I think it’s possible that any leaky abstraction used in designing FAI might doom the enterprise. But if that’s not true, we can use this “qualia translation function” to make a leaky abstractions in a FAI context a tiny bit safer(?).
E.g., if we’re designing an AGI with a reward signal, my intuition is we should either (1) align our reward signal with actual pleasurable qualia (so if our abstractions leak it matters less, since the AGI is drawn to maximize what we want it to maximize anyway); (2) implement the AGI in an architecture/substrate which produces as little emotional qualia as possible, so there’s little incentive for behavior to drift.

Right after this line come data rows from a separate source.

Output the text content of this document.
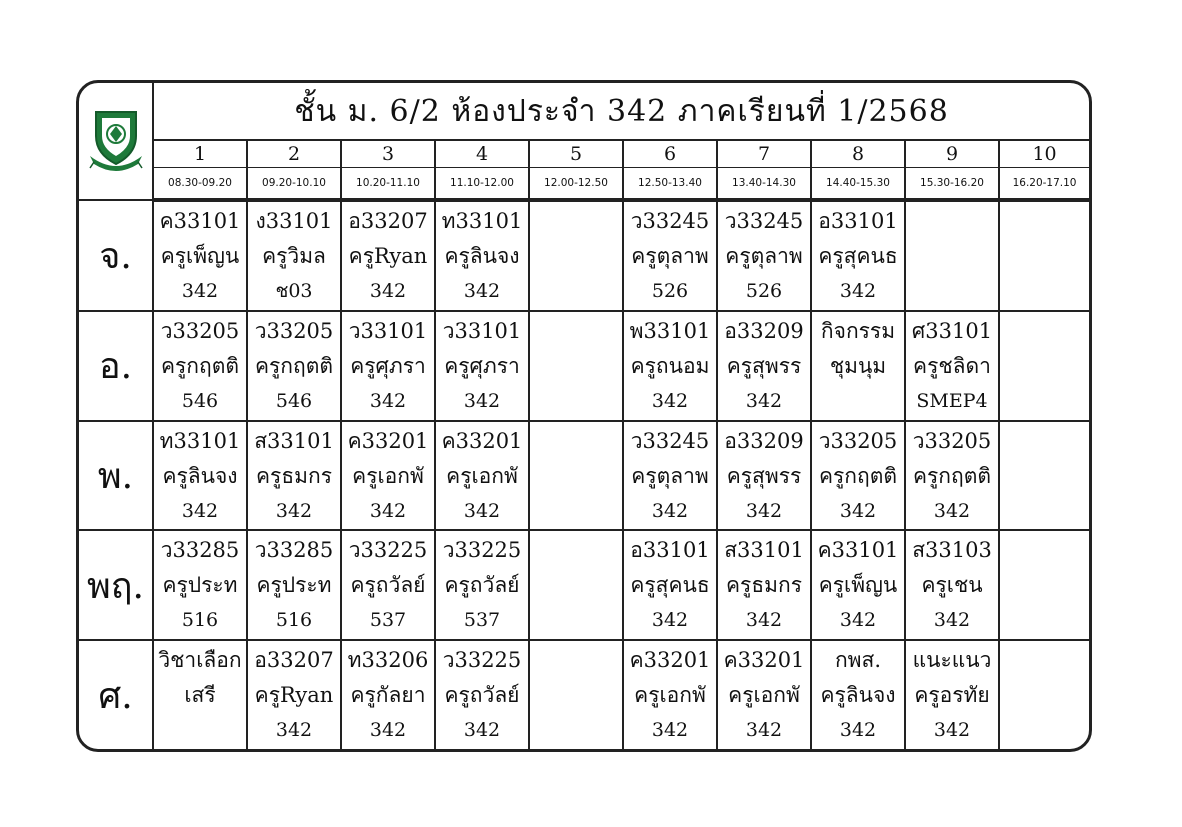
	ชั้น ม. 6/2 ห้องประจำ 342 ภาคเรียนที่ 1/2568									
	1	2	3	4	5	6	7	8	9	10
	08.30-09.20	09.20-10.10	10.20-11.10	11.10-12.00	12.00-12.50	12.50-13.40	13.40-14.30	14.40-15.30	15.30-16.20	16.20-17.10
จ.	ค33101
ครูเพ็ญน
342	ง33101
ครูวิมล
ช03	อ33207
ครูRyan
342	ท33101
ครูลินจง
342		ว33245
ครูตุลาพ
526	ว33245
ครูตุลาพ
526	อ33101
ครูสุคนธ
342		

อ.	ว33205
ครูกฤตติ
546	ว33205
ครูกฤตติ
546	ว33101
ครูศุภรา
342	ว33101
ครูศุภรา
342		พ33101
ครูถนอม
342	อ33209
ครูสุพรร
342	กิจกรรม
ชุมนุม	ศ33101
ครูชลิดา
SMEP4	

พ.	ท33101
ครูลินจง
342	ส33101
ครูธมกร
342	ค33201
ครูเอกพั
342	ค33201
ครูเอกพั
342		ว33245
ครูตุลาพ
342	อ33209
ครูสุพรร
342	ว33205
ครูกฤตติ
342	ว33205
ครูกฤตติ
342	

พฤ.	ว33285
ครูประท
516	ว33285
ครูประท
516	ว33225
ครูถวัลย์
537	ว33225
ครูถวัลย์
537		อ33101
ครูสุคนธ
342	ส33101
ครูธมกร
342	ค33101
ครูเพ็ญน
342	ส33103
ครูเชน
342	

ศ.	วิชาเลือก
เสรี	อ33207
ครูRyan
342	ท33206
ครูกัลยา
342	ว33225
ครูถวัลย์
342		ค33201
ครูเอกพั
342	ค33201
ครูเอกพั
342	กพส.
ครูลินจง
342	แนะแนว
ครูอรทัย
342	
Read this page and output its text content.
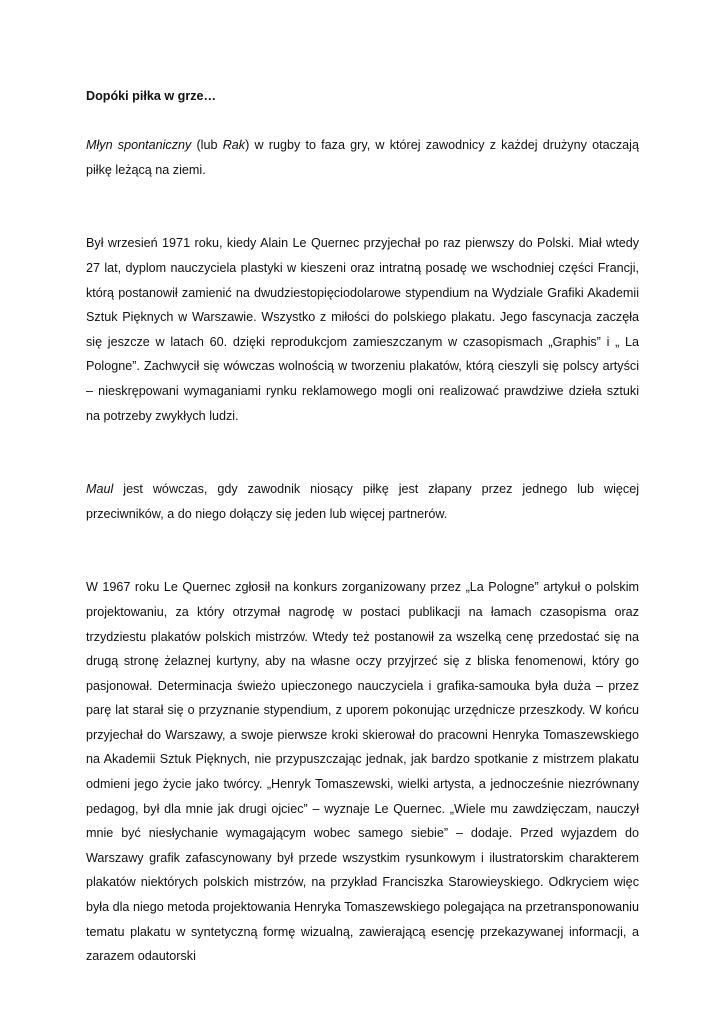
Dopóki piłka w grze…

Młyn spontaniczny (lub Rak) w rugby to faza gry, w której zawodnicy z każdej drużyny otaczają piłkę leżącą na ziemi.

Był wrzesień 1971 roku, kiedy Alain Le Quernec przyjechał po raz pierwszy do Polski. Miał wtedy 27 lat, dyplom nauczyciela plastyki w kieszeni oraz intratną posadę we wschodniej części Francji, którą postanowił zamienić na dwudziestopięciodolarowe stypendium na Wydziale Grafiki Akademii Sztuk Pięknych w Warszawie. Wszystko z miłości do polskiego plakatu. Jego fascynacja zaczęła się jeszcze w latach 60. dzięki reprodukcjom zamieszczanym w czasopismach „Graphis” i „ La Pologne”. Zachwycił się wówczas wolnością w tworzeniu plakatów, którą cieszyli się polscy artyści – nieskrępowani wymaganiami rynku reklamowego mogli oni realizować prawdziwe dzieła sztuki na potrzeby zwykłych ludzi.

Maul jest wówczas, gdy zawodnik niosący piłkę jest złapany przez jednego lub więcej przeciwników, a do niego dołączy się jeden lub więcej partnerów.

W 1967 roku Le Quernec zgłosił na konkurs zorganizowany przez „La Pologne” artykuł o polskim projektowaniu, za który otrzymał nagrodę w postaci publikacji na łamach czasopisma oraz trzydziestu plakatów polskich mistrzów. Wtedy też postanowił za wszelką cenę przedostać się na drugą stronę żelaznej kurtyny, aby na własne oczy przyjrzeć się z bliska fenomenowi, który go pasjonował. Determinacja świeżo upieczonego nauczyciela i grafika-samouka była duża – przez parę lat starał się o przyznanie stypendium, z uporem pokonując urzędnicze przeszkody. W końcu przyjechał do Warszawy, a swoje pierwsze kroki skierował do pracowni Henryka Tomaszewskiego na Akademii Sztuk Pięknych, nie przypuszczając jednak, jak bardzo spotkanie z mistrzem plakatu odmieni jego życie jako twórcy. „Henryk Tomaszewski, wielki artysta, a jednocześnie niezrównany pedagog, był dla mnie jak drugi ojciec” – wyznaje Le Quernec. „Wiele mu zawdzięczam, nauczył mnie być niesłychanie wymagającym wobec samego siebie” – dodaje. Przed wyjazdem do Warszawy grafik zafascynowany był przede wszystkim rysunkowym i ilustratorskim charakterem plakatów niektórych polskich mistrzów, na przykład Franciszka Starowieyskiego. Odkryciem więc była dla niego metoda projektowania Henryka Tomaszewskiego polegająca na przetransponowaniu tematu plakatu w syntetyczną formę wizualną, zawierającą esencję przekazywanej informacji, a zarazem odautorski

My thoughts here are terribly laden with assumptions and could be complete crap. Just thinking out loud.
As a layman I don’t have a clear picture of how to start doing that. How would it differ from this? Looks like you can find the paper in question here (WARNING: out-of-date 2002 content).
I’d say nobody does! But a little less glibly, I personally think the most productive strategy in biologically-inspired AGI would be to focus on tools that help quantify the unquantified. There are substantial side-benefits to such a focus on tools: what you make can be of shorter-term practical significance, and you can test your assumptions.
Chalmers and Tononi have done some interesting work, and Tononi’s work has also had real-world uses. I don’t see Tononi’s work as immediately applicable to FAI research but I think it’ll evolve into something that will apply.
It’s my hope that the (hypothetical, but clearly possible) “qualia translation function” I mention above could be a tool that FAI researchers could use and benefit from regardless of their particular architecture.